Curious, I clicked the link to Dr. Hembree's quote.

...

It's a 58-page pdf. But being an intrepid researcher, I am undaunted. I find the quote on 28 of this issue of Endocrine News. As far as I can tell the publication is reputable enough, and the article Dr. Hembree's quote appears in doesn't seem antagonistic at all to trans people. Except... there's no citation of Dr. Hembree's claim. However, there is a link to the Endocrine Society's guidelines for treating gender dysphoria which includes the line "We recommend against puberty blocking and gender-affirming hormone treatment in prepubertal children with GD/gender incongruence" (1.4). No explanation is provided, but at this point it looks like Dr. Hembree's quote probably reflects the general consensus of endocrinologists. I still don't have proof of that, but I'm not going to comb through medical journals to find out.

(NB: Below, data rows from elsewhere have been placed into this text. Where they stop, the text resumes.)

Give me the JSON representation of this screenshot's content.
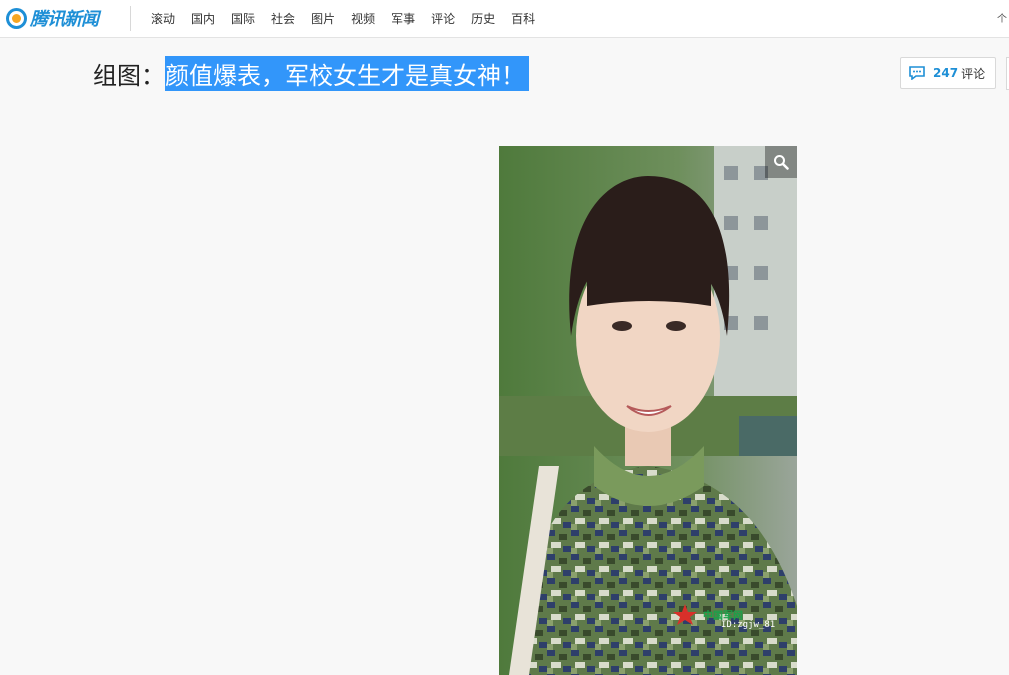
{
  "header": {
    "logo_text": "腾讯新闻",
    "nav": [
      "滚动",
      "国内",
      "国际",
      "社会",
      "图片",
      "视频",
      "军事",
      "评论",
      "历史",
      "百科"
    ],
    "corner": "个"
  },
  "article": {
    "title_prefix": "组图：",
    "title_main": "颜值爆表，军校女生才是真女神！"
  },
  "comments": {
    "count": "247",
    "label": "评论"
  },
  "photo": {
    "watermark_id": "ID:zgjw_81",
    "watermark_brand": "中国军网",
    "zoom_icon": "magnifier-icon"
  },
  "colors": {
    "brand_blue": "#1e8fd6",
    "title_highlight": "#3296fa",
    "page_bg": "#f8f8f8"
  }
}
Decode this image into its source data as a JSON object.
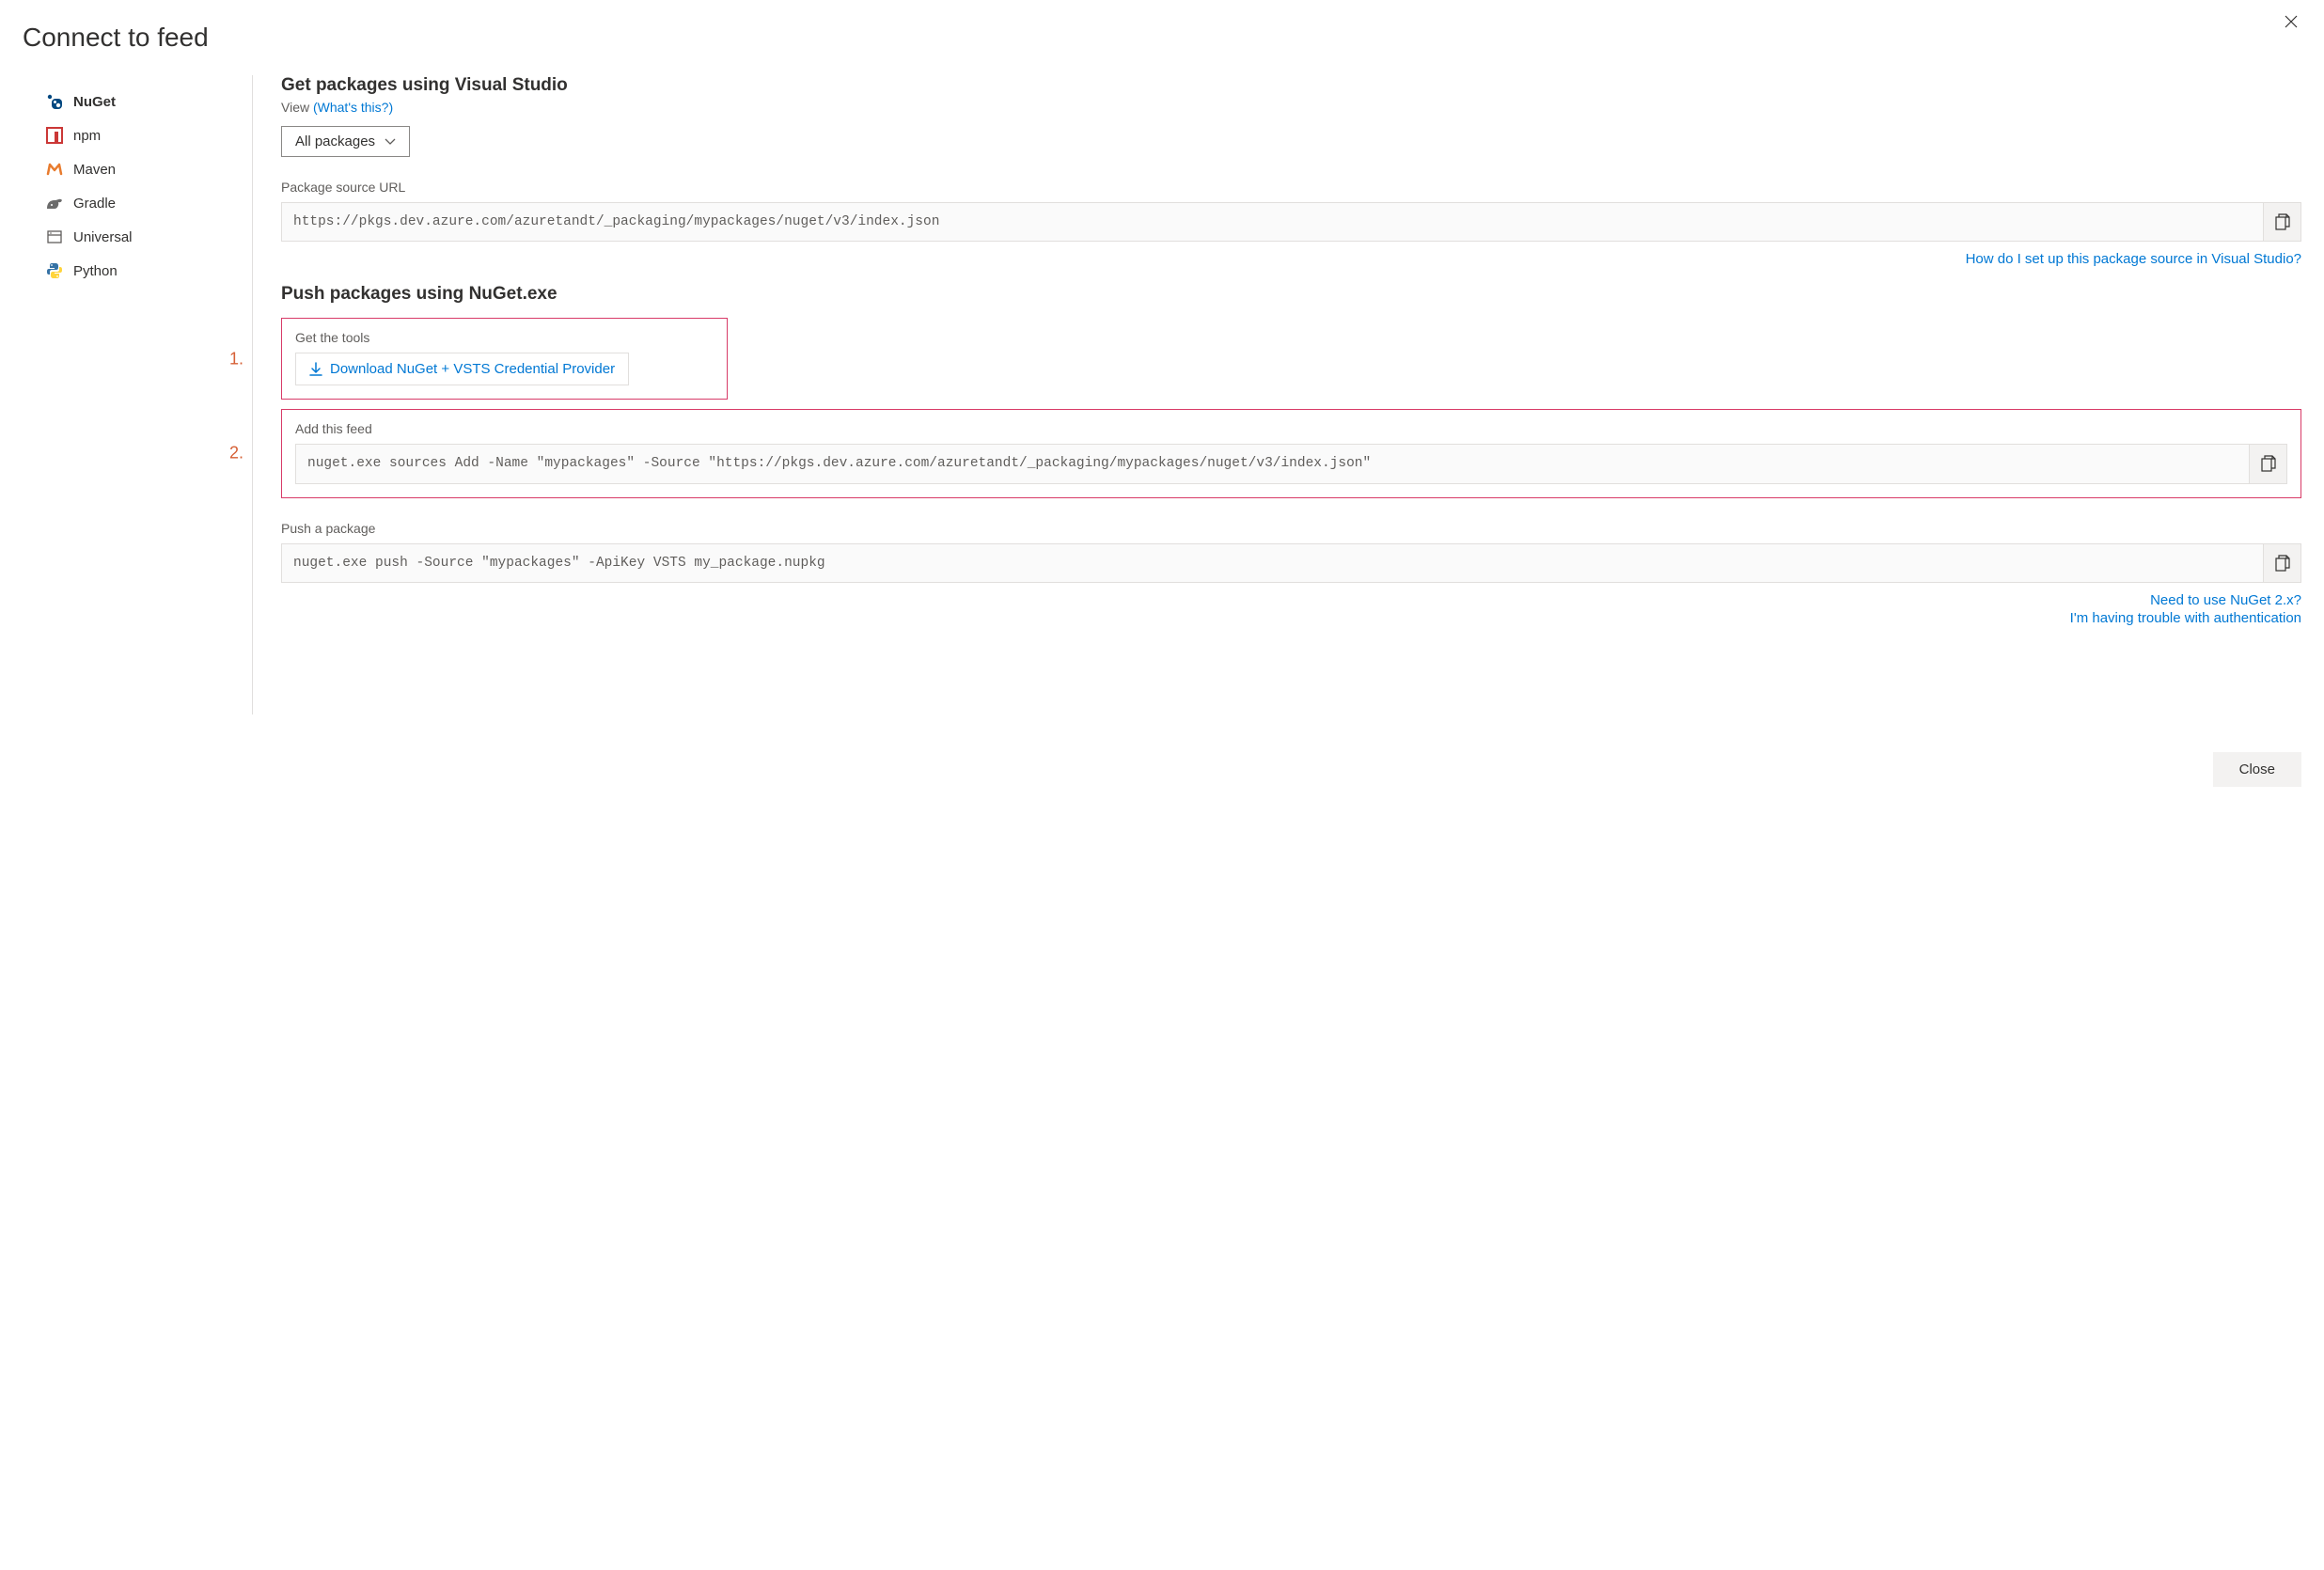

Importantly, the Endocrine Society does not recommend delaying treatment until the completion of puberty; in the section of treating adolescents they go into great detail about how to use puberty blockers and HRT on adolescent trans people; i.e. they don't think gender affirming therapy should start until the onset of therapy, not its completion. But based on the quote the blogger provided, and their comment that puberty has a "85-90% success" rate, I don't think that's the conclusion they wanted their readers to draw.